Judge or Learn
- Yusuf Kemal

- Jan 3
- 4 min read
Summary: Never judge, instead, understand and gain information. Then use that information to make the best decision. Judging keeps you busy doing nothing useful while you miss out on critical information right under your nose.
For a moment, close your eyes. Now, imagine a serial killer breaking into a house, and murdering an old lady inside. He then leaves no trace of his crime and climbs down the emergency stairs. As he rushes down, he notices a kid about to drown, and runs to save him from the river.
“Thank you, sir,” the kid cries back as he tries to hug the man—unaware of the murder this man had just committed.
I know it sounds like an extreme story, but it illustrates a powerful point. Judging is all relative. To the boy, the man is a hero. To the old lady, he’s a killer. So who are we to judge? Just as one man’s trash is another’s treasure; one person’s killer is another person’s savior.
And this nicely leads us to another important point we often ignore. Who are we to judge? Who’s to say your standard is perfectly—or even fairly—calibrated? Good and evil are all relative. To a saint, a law-abiding stripper at a nightclub is evil; but to a serial killer, that same lawful stripper is deemed ‘good.’ Again, who is to say who is good and who is evil? It all depends on the starting point of the observer and the standard at which their values are calibrated.
Whenever someone does us harm, we are always given two choices: Judge or Learn.
Judging is easy; it takes no accountability, no effort, no understanding. And in the 21st century, we have successfully become professors in judging, yet kindergartners in learning. We’ve normalised dismissing another person as ‘horrible’ just because they don’t share our opinion. We judge others based on what we think is happening, only to then turn into avid collectors of resentment toward their behaviour. Yet, we rarely ask the questions that would open our minds to the truth: Where does that lead us? How does that help? And what does it solve?
But there’s an alternative perspective; a new path for us to tread—only if we’re willing to. If we choose this path of learning, we can begin to look at any situation with new eyes, transforming how we perceive, interpret, and respond to situations.
Appearances can often be deceiving in life. Nothing is truly as it initially seems. Instead of seeing a certain person as ‘horrible’, we may choose to look for the hidden meaning behind their behaviour. We may ask “What does this person’s actions tell me about them? What information can I glean about their current or past emotional states simply from observing their behaviour without judgement?”
Because if we choose to judge them, what do we actually learn? What do we gain?
NOTHING.
But if we override our impulse to judge and instead see the behaviour we’re observing as information, we allow ourselves the chance to use that information to make better, wiser decisions. The problem with judging is that it keeps us busy doing absolutely nothing, all while we miss out on critical information right in front of us—information that could tip the scales in our favour, and vastly transform the outcome.

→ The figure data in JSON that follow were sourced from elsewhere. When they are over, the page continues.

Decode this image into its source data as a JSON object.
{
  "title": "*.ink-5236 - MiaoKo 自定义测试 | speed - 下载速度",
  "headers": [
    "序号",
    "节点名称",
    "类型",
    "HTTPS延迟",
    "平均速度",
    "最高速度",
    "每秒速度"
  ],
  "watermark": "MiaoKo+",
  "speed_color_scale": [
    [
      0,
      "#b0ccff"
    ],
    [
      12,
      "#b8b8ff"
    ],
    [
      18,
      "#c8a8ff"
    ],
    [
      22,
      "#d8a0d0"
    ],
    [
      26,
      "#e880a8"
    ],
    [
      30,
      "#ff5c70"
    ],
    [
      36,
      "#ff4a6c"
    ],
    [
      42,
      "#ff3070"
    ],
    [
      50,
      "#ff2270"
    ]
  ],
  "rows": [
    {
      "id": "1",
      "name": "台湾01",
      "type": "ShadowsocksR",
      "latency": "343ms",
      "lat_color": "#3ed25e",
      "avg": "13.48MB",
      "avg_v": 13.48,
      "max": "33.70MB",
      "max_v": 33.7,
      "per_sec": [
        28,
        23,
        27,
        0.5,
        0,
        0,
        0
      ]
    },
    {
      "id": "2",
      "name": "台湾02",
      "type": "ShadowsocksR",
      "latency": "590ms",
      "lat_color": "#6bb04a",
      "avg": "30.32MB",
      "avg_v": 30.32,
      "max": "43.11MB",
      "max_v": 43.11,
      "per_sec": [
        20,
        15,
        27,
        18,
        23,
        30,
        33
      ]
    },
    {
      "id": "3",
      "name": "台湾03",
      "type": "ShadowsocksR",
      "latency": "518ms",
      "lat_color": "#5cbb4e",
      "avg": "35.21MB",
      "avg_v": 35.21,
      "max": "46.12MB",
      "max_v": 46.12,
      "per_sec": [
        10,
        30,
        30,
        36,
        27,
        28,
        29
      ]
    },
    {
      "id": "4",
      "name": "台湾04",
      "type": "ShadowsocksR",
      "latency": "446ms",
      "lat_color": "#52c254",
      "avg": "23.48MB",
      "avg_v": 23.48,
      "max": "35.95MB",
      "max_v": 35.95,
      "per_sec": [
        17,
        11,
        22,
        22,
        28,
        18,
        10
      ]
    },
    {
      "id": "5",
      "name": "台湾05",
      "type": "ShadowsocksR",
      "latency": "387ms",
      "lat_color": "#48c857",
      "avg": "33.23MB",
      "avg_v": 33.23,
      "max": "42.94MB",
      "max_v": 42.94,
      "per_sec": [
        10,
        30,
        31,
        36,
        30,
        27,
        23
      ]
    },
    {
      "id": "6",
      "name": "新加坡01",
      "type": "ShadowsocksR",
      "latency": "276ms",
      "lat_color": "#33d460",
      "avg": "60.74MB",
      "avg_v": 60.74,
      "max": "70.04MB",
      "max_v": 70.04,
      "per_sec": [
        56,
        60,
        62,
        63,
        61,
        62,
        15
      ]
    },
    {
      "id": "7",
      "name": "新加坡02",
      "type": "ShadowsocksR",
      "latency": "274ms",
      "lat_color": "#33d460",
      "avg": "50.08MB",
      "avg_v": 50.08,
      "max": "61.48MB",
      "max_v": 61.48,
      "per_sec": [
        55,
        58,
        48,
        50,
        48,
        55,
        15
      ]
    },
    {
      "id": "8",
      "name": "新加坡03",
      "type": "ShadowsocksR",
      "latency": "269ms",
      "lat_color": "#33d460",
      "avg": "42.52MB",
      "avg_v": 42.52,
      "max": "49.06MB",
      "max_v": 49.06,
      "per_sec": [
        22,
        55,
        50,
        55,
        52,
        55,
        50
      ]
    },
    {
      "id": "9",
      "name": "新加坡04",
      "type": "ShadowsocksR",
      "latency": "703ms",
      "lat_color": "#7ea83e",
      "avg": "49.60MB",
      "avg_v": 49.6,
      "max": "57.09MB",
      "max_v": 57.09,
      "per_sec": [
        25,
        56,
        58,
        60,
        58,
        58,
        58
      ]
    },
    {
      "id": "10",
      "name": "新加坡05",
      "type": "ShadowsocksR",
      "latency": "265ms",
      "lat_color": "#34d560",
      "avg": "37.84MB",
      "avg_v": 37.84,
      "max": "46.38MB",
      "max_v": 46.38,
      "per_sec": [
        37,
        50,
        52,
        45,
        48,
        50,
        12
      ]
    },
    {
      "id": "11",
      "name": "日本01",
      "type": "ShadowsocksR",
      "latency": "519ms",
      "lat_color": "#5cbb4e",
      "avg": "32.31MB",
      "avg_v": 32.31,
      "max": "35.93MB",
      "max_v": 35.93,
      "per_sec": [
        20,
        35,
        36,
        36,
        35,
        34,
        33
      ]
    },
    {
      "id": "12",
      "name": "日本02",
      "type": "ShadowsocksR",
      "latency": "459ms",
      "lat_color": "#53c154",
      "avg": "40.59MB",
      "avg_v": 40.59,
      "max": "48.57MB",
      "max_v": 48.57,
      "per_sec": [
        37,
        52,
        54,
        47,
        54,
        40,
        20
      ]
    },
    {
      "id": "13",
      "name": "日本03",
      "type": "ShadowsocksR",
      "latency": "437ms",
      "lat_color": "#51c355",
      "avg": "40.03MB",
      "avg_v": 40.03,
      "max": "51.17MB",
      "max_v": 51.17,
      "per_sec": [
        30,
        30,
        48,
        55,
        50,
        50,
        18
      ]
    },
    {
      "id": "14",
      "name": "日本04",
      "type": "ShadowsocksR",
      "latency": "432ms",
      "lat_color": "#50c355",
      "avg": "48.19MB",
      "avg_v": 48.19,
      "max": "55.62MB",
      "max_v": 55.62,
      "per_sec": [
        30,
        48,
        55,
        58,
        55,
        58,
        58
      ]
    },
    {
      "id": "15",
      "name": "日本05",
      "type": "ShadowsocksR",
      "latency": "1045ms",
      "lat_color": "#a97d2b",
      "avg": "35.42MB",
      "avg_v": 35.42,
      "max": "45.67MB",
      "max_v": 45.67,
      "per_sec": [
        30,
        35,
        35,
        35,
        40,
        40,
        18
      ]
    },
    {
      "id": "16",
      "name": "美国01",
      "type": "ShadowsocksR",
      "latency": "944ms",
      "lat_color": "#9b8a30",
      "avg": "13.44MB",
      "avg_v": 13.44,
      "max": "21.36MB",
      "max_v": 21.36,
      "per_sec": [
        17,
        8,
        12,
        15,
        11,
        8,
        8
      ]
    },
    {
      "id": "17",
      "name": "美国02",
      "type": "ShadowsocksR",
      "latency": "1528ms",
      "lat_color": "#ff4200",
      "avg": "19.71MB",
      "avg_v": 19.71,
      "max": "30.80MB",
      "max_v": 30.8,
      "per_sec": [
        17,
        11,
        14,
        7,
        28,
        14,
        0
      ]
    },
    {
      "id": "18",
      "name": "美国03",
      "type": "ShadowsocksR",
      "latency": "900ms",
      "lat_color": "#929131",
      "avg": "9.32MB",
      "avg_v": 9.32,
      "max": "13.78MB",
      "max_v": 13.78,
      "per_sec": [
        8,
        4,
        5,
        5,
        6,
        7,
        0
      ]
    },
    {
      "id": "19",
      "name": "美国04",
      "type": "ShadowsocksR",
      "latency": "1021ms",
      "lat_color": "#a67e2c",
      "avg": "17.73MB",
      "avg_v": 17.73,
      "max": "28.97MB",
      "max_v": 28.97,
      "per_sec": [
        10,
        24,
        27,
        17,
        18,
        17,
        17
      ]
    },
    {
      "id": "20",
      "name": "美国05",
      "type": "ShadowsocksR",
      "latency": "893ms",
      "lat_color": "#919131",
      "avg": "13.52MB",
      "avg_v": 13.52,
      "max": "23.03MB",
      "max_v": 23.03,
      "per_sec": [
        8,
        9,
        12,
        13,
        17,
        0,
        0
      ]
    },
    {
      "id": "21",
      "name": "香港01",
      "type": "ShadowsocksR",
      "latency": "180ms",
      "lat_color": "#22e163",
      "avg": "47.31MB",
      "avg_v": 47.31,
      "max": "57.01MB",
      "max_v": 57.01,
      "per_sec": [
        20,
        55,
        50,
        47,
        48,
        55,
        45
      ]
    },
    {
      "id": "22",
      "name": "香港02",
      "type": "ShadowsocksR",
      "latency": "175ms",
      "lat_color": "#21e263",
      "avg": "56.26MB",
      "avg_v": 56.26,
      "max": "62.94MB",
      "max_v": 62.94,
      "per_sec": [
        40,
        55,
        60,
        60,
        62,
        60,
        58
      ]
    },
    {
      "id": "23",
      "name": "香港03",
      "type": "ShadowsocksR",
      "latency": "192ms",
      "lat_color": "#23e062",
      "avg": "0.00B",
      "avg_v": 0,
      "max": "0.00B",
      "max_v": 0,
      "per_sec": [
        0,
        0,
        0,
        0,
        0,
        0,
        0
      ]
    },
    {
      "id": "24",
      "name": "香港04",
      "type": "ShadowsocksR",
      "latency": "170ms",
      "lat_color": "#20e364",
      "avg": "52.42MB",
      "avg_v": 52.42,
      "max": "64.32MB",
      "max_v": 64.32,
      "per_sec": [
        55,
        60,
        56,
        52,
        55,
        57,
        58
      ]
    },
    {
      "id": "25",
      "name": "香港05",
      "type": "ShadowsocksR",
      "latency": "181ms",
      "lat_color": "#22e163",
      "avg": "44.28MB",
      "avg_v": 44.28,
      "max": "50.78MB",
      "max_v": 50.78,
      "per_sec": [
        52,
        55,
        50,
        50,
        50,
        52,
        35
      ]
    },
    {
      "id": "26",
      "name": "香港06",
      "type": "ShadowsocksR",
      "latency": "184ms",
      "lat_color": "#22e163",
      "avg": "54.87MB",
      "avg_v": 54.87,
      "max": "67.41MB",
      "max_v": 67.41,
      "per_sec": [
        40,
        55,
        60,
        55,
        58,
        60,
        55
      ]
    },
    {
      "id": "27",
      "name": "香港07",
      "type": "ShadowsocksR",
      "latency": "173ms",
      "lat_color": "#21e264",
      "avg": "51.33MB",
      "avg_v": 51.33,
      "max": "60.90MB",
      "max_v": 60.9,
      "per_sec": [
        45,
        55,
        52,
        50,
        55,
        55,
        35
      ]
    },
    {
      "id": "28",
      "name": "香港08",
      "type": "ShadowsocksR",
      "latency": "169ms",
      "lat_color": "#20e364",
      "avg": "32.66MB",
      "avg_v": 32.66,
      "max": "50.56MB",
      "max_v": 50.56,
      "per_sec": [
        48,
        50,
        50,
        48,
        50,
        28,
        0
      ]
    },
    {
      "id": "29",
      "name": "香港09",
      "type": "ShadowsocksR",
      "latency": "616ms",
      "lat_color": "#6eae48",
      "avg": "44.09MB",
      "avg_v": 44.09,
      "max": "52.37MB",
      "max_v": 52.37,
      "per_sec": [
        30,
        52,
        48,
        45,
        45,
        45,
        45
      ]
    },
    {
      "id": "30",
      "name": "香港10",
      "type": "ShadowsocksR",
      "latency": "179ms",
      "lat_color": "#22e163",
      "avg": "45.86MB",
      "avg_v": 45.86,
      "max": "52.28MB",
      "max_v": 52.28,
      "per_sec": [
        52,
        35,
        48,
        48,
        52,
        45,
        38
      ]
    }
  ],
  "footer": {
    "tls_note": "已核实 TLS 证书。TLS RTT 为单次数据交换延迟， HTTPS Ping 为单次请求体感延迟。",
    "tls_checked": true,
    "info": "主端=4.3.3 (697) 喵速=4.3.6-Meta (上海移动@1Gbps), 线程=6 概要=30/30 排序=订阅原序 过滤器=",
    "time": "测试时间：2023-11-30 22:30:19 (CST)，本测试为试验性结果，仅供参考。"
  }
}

For example, a friend yells at you, or your partner says something hurtful. You can either choose to judge her as ‘hurtful’ and ‘insensitive’, or you can choose to see her behaviour as just another piece of information that provides you with valuable insights into her internal state, which you can then use to act accordingly. For instance, you’d go from “Agh! She’s being so rude. Can’t she see she’s hurting me?” to “Ok, she seems to be having a bad day. What can I do to support her better?”
In this example, a simple shift in how you perceived someone else’s behaviour, completely changed how you interpreted it; which, in return, transformed your response from one of judgement to one of compassion—from a response that separates, to one that brings you closer together. The lesson here, is that when we let go of our judginess, we open the door for the winds of compassion to flow through our hearts. Because empathy isn’t something we have to find; it’s something we already have within us at all times. All we have to do is remove the barriers that prevent us from acting with that empathy.
So, perhaps, instead of focusing on how ‘rude’ or how ‘hurtful’ or ‘bad’ someone is, we should redirect our attention to what that tells us—to the information it reveals to us about the other person. And if we do this often enough, it will become our mindset. And from then on, whenever something bad is done to us, our default way of handling it will be to follow an information gathering process instead of closing off our minds with senseless judgements.
Because when we approach life with the humble curiosity of a detective, we become seekers of truth, instead of collectors of resentment.